Remix.run Logo
chrislattner 2 days ago

If you want the fastest open source implementation on Blackwell and AMD MI355, check out Modular's MAX nightly. You can pip install it super fast, check it out here: https://www.modular.com/blog/day-zero-launch-fastest-perform...

-Chris Lattner (yes, affiliated with Modular :-)

nabakin 2 days ago | parent | next [-]

Faster than TensorRT-LLM on Blackwell? Or do you not consider TensorRT-LLM open source because some dependencies are closed source?

melodyogonna 2 days ago | parent [-]

I reviewed the TensorRT-LLM commit history from the past few days and couldn't find any updates regarding Gemma 4 support.

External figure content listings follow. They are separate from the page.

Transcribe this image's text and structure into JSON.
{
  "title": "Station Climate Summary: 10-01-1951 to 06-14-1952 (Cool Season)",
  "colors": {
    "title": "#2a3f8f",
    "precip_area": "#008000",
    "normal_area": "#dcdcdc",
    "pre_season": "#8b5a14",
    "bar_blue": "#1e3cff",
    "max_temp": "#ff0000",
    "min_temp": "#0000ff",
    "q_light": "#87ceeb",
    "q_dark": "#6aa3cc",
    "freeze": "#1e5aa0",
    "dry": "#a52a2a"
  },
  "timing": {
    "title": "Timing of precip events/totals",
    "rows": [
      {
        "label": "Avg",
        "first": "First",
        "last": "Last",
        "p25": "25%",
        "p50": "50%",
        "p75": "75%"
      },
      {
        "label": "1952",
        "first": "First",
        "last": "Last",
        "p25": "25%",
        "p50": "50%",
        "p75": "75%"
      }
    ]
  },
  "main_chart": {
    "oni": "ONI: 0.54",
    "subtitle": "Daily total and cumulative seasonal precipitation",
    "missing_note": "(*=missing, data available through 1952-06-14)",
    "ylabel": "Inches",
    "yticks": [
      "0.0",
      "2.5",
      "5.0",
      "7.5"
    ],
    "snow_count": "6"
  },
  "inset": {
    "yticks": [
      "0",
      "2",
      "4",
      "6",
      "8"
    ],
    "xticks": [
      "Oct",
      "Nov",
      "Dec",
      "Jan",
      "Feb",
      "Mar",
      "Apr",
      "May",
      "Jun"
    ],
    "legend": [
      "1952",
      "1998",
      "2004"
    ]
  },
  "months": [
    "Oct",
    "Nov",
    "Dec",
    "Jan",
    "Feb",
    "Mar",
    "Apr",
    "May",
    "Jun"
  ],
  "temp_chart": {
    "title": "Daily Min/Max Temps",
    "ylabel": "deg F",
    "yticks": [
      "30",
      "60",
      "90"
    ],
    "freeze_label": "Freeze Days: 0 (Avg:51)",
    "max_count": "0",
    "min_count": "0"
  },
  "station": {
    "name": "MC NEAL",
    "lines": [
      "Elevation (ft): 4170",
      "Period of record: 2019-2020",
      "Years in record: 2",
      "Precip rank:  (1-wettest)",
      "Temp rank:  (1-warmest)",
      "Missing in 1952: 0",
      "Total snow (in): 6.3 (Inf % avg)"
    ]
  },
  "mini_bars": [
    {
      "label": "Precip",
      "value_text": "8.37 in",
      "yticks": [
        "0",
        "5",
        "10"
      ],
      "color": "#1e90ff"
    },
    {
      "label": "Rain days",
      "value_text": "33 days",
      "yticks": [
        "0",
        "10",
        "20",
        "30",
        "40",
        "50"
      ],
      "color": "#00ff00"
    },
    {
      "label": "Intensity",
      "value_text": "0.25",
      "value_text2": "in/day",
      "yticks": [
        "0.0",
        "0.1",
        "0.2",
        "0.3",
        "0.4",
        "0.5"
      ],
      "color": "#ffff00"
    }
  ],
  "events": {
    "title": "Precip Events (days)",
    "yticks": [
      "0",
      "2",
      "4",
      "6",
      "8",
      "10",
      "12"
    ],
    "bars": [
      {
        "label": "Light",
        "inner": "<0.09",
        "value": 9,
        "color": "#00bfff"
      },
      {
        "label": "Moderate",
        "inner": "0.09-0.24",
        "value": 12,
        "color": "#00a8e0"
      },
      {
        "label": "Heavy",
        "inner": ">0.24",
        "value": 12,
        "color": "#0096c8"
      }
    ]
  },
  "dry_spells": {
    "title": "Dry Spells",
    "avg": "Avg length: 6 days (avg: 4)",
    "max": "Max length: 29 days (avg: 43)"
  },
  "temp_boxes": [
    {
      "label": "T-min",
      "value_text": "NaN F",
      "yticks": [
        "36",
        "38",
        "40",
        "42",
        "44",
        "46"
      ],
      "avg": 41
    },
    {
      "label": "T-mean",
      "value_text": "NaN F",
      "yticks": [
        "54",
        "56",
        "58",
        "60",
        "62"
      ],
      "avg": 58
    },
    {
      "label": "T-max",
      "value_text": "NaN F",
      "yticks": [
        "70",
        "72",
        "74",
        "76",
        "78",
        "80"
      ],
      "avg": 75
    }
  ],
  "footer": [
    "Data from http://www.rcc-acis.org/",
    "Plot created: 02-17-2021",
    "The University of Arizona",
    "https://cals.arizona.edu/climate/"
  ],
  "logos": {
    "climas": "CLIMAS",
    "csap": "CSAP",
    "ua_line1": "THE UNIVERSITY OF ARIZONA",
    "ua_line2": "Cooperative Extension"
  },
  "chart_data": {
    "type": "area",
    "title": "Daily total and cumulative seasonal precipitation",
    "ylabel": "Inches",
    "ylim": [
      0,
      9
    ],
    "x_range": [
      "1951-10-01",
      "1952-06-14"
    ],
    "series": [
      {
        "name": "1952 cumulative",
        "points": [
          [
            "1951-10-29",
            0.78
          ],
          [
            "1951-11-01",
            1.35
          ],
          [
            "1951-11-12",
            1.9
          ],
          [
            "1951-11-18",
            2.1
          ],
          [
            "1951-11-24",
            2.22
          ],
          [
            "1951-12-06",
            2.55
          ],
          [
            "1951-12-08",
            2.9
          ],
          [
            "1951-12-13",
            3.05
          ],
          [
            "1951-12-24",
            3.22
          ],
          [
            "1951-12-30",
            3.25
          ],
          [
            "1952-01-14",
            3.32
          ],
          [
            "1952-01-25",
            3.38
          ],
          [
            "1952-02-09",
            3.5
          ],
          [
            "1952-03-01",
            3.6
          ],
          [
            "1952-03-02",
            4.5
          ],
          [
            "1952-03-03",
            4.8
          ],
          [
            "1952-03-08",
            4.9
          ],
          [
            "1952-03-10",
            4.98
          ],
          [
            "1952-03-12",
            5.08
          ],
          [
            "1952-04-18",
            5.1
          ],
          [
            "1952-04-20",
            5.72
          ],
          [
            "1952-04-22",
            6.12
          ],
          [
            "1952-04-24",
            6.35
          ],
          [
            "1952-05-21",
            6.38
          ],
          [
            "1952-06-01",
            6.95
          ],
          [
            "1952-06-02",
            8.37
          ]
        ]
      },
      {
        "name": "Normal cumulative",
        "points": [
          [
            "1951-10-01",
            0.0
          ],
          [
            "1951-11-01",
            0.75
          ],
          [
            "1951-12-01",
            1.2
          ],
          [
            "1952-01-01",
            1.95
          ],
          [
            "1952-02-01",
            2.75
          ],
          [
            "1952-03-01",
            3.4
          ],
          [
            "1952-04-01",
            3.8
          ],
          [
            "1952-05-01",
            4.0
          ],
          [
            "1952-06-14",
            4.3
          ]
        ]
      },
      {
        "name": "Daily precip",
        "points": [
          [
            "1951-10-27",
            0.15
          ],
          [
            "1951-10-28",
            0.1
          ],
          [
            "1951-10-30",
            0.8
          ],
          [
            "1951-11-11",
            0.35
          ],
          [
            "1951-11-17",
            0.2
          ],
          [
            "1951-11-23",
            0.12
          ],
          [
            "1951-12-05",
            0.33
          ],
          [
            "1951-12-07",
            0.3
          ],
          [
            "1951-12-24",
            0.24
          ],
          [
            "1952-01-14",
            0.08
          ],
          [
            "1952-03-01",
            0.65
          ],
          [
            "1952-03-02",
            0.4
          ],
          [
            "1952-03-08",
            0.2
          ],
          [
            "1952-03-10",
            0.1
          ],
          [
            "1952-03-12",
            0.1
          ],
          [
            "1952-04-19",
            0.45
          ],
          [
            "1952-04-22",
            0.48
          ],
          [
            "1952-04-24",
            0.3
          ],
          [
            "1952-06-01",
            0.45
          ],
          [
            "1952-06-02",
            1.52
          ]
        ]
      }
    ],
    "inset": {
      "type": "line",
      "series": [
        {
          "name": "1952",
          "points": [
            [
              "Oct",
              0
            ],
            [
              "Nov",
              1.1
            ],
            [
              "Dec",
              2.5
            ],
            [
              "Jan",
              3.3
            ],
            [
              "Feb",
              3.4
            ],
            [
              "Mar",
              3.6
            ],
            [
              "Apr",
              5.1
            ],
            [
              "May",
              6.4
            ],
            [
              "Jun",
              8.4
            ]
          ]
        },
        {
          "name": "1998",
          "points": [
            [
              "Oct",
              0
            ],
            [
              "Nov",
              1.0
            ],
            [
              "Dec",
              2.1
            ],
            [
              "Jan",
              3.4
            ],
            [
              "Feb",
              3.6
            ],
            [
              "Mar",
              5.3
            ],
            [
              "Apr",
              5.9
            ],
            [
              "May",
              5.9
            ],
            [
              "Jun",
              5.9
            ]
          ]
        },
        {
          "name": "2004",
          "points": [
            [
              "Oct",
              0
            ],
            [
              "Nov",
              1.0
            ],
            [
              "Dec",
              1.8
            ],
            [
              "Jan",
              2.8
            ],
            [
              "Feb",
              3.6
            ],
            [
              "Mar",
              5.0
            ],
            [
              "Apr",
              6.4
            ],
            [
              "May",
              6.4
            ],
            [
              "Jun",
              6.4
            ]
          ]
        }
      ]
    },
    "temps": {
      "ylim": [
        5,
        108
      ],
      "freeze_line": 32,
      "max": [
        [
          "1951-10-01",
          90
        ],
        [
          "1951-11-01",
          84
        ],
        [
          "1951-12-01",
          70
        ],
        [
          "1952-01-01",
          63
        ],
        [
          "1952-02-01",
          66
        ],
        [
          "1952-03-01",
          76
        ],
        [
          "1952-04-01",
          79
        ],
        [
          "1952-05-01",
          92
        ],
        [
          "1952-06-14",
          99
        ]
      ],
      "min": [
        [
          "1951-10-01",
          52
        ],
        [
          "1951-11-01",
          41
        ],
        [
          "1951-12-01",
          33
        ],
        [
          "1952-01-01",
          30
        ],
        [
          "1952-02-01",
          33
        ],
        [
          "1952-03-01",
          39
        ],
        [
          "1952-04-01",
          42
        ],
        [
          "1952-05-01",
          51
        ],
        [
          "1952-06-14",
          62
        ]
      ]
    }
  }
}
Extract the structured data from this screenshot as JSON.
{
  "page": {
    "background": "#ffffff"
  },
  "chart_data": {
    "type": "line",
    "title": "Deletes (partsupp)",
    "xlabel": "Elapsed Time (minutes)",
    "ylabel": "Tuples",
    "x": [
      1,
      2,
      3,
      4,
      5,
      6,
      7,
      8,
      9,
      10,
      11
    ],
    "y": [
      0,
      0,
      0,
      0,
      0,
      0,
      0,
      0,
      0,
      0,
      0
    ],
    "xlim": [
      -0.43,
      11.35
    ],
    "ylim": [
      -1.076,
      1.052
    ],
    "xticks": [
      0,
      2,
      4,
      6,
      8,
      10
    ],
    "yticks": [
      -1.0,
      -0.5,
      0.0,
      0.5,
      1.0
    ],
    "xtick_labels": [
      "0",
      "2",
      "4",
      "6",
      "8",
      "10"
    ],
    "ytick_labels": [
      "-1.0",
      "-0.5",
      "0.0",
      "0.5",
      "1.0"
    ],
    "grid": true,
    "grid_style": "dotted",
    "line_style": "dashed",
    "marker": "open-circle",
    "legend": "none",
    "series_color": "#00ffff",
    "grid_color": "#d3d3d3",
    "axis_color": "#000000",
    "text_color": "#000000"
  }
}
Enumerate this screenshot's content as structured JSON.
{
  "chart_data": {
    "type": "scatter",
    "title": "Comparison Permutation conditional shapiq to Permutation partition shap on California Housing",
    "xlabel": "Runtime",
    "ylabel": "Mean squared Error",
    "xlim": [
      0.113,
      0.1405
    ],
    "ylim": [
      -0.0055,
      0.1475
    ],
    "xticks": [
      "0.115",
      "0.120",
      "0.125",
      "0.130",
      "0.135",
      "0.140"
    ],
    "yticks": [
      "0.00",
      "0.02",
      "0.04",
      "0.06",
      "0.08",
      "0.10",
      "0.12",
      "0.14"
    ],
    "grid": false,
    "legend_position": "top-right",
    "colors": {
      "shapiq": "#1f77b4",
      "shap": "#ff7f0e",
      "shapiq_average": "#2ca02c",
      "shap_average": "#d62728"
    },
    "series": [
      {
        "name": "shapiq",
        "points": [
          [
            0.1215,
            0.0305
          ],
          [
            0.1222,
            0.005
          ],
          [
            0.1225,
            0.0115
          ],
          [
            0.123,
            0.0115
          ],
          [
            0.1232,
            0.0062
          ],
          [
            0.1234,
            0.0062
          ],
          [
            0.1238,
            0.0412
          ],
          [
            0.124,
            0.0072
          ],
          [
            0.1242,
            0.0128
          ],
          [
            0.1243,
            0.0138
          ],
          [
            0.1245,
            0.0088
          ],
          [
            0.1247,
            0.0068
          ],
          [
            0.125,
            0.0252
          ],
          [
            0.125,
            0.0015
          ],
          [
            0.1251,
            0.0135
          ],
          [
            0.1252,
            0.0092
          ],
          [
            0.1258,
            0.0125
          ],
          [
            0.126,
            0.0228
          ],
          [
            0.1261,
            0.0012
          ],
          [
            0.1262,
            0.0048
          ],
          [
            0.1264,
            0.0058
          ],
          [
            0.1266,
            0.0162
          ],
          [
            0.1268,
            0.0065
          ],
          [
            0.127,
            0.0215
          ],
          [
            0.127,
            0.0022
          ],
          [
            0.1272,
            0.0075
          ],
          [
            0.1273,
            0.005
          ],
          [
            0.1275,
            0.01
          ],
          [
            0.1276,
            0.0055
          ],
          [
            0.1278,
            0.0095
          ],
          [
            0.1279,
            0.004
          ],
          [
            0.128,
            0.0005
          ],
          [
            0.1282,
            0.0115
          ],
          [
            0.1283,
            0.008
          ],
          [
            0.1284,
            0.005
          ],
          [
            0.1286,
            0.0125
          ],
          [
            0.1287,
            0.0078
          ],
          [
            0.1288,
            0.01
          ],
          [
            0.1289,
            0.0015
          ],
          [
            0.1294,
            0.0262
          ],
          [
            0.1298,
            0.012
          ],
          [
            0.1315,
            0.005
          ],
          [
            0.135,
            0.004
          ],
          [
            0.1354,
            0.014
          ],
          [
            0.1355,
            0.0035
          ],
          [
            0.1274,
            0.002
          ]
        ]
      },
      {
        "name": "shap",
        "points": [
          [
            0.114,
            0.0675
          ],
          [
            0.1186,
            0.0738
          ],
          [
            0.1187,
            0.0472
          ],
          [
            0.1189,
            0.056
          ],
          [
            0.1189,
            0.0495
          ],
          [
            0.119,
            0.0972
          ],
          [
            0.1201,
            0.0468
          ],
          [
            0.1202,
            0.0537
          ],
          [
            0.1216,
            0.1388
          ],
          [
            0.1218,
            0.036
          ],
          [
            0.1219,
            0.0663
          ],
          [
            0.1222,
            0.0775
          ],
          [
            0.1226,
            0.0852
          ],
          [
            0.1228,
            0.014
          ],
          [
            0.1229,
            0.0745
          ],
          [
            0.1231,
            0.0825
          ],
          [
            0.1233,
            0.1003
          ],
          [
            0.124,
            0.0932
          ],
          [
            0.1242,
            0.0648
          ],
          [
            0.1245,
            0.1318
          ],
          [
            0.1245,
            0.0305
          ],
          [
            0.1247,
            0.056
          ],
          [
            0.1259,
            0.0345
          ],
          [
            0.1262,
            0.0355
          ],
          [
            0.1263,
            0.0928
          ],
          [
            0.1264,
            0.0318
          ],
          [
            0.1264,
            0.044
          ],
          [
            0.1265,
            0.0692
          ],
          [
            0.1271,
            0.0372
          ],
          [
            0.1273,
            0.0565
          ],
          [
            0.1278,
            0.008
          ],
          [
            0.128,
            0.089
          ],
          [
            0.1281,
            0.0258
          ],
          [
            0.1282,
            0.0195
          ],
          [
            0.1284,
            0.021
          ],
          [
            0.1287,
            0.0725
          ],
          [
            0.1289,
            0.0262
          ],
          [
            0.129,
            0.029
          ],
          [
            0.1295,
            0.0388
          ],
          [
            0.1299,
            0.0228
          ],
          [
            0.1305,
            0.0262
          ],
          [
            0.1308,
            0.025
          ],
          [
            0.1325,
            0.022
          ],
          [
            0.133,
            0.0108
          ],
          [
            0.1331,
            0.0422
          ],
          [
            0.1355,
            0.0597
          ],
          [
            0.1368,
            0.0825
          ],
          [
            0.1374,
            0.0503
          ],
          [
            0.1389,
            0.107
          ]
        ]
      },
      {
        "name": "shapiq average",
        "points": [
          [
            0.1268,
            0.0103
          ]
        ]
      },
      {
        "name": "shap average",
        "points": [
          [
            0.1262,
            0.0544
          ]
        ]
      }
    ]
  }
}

By contrast, here is the reference for MAX:https://github.com/modular/modular/commit/57728b23befed8f3b4...

nabakin 2 days ago | parent [-]

If OP meant they have the fastest implementation of Gemma 4 on Blackwell at the moment, I guess that is technically true. I doubt that will hold up when TensorRT-LLM finishes their implementation though.

pama 2 days ago | parent [-]

How is the sglang performance on Blackwell for this model?

nabakin 2 days ago | parent [-]

Dunno but there's a PR for it. Probably also more performant than Modular.

jjcm 2 days ago | parent | prev [-]

What % of a speedup should I be expecting vs just running this the standard pytorch approach?